Let me explain the problem in detail,
We have a Google cloud SQL setup(1 master, 1 failover replica and a read replica). From the last two days, we are facing replication delays on both the replica instances which is constantly increasing.(It's up to 16h as I write).

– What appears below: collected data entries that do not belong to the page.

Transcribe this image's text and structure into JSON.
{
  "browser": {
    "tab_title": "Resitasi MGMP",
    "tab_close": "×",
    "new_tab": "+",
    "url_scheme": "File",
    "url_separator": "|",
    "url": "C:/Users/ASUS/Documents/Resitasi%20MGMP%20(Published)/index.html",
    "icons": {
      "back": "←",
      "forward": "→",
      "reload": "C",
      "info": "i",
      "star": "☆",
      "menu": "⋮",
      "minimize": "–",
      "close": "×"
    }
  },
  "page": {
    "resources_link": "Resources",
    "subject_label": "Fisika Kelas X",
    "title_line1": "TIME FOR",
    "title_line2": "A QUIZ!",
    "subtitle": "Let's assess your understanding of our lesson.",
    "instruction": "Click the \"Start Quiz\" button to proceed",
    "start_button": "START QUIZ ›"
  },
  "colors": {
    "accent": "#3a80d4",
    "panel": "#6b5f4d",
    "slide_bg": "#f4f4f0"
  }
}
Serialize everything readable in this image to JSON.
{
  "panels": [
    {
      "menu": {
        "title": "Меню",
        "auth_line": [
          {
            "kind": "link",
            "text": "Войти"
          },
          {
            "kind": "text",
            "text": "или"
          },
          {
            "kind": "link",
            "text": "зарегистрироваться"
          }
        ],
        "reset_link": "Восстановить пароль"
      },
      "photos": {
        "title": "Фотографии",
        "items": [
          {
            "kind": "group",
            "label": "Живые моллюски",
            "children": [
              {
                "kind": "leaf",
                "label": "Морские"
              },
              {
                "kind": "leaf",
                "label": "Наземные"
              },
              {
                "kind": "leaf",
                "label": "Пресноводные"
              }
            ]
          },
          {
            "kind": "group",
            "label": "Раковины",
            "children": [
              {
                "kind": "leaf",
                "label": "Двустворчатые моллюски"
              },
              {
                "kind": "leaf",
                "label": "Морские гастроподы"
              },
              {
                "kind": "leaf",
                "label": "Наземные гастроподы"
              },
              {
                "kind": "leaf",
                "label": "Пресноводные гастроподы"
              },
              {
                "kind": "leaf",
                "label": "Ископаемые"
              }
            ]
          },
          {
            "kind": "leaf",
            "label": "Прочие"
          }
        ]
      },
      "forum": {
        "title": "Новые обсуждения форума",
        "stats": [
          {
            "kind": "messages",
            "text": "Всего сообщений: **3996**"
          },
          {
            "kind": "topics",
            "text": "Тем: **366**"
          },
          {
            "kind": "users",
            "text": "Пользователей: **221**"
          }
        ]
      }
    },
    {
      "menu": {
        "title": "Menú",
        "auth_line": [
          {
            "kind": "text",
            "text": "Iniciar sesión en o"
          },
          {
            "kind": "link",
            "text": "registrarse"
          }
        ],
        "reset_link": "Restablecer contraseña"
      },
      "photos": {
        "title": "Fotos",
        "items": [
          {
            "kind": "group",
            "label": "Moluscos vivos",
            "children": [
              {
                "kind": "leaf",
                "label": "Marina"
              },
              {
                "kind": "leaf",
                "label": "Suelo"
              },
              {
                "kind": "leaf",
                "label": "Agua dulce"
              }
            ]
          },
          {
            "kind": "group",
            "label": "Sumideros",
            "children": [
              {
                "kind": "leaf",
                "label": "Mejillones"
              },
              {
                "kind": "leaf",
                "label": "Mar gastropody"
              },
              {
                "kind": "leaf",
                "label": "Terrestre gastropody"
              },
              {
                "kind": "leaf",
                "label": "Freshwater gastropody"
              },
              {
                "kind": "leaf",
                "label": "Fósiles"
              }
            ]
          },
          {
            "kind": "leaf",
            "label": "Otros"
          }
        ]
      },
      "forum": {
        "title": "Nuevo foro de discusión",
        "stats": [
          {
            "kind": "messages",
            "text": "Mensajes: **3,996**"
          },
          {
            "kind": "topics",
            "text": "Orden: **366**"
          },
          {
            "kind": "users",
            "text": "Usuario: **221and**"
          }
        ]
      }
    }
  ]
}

On pulling the logs from the replica instances, we see slave SQL and slave I/O thread being killed very frequently,
2019-07-15T12:35:19.181804Z 1025650 [Note] Slave SQL thread for channel '' exiting, replication stopped in log 'mysql-bin.068343' at position 62535096
2019-07-15T12:35:19.184434Z 1025649 [Note] Slave I/O thread exiting for channel '', read up to log 'mysql-bin.068473', position 63572825
Please find the relevant slave status info and processlist output below.
show slave status;
Slave_IO_State: Waiting for master to send event
Master_Log_File: mysql-bin.068826
Read_Master_Log_Pos: 21806289
Relay_Log_File: relay-log.000025
Relay_Log_Pos: 16457199
Relay_Master_Log_File: mysql-bin.068600
Slave_IO_Running: Yes
Slave_SQL_Running: Yes
Seconds_Behind_Master: 52371
Slave_SQL_Running_State: System lock
Master_Retry_Count: 86400
show processlist;
| 1504576 | system user | | NULL | Connect | 3288 | Waiting for master to send event | NULL |
| 1504577 | system user | | NULL | Connect | 52623 | System lock | NULL
Slave related global variables.
| binlog_cache_size | 32768
| binlog_checksum | CRC32
| binlog_direct_non_transactional_updates | OFF
| binlog_error_action | ABORT_SERVER
| binlog_format | ROW
| binlog_group_commit_sync_delay | 0
| binlog_group_commit_sync_no_delay_count | 0
| binlog_gtid_simple_recovery | ON
| binlog_max_flush_queue_time | 0
| binlog_order_commits | ON
| binlog_row_image | FULL
| binlog_rows_query_log_events | OFF
| binlog_stmt_cache_size | 32768
| slave_allow_batching | OFF
| slave_checkpoint_group | 512
| slave_checkpoint_period | 300
| slave_compressed_protocol | OFF
| slave_exec_mode | STRICT
| slave_load_tmpdir | /mysql/tmp
| slave_max_allowed_packet | 1073741824
| slave_net_timeout | 30
| slave_parallel_type | DATABASE
| slave_parallel_workers | 0
| slave_pending_jobs_size_max | 16777216
| slave_preserve_commit_order | OFF
| slave_rows_search_algorithms | TABLE_SCAN,INDEX_SCAN
| slave_skip_errors | OFF
| slave_sql_verify_checksum | ON
| slave_transaction_retries | 10
| slave_type_conversions |
All three instances have 8 vCPU cores, 30GB RAM, and around 550GB SSD Storage, and are cloud SQL MySQL 2nd generation instances(MySQL version 5.7). Master has a very stable CPU usage pattern at around 40% usage, and both the failover and read replica are at around 60% usage.
Does anybody have any idea why the Slave SQL thread is constantly in the "System lock" stage and not proceeding with the replication? Any pointers would be great!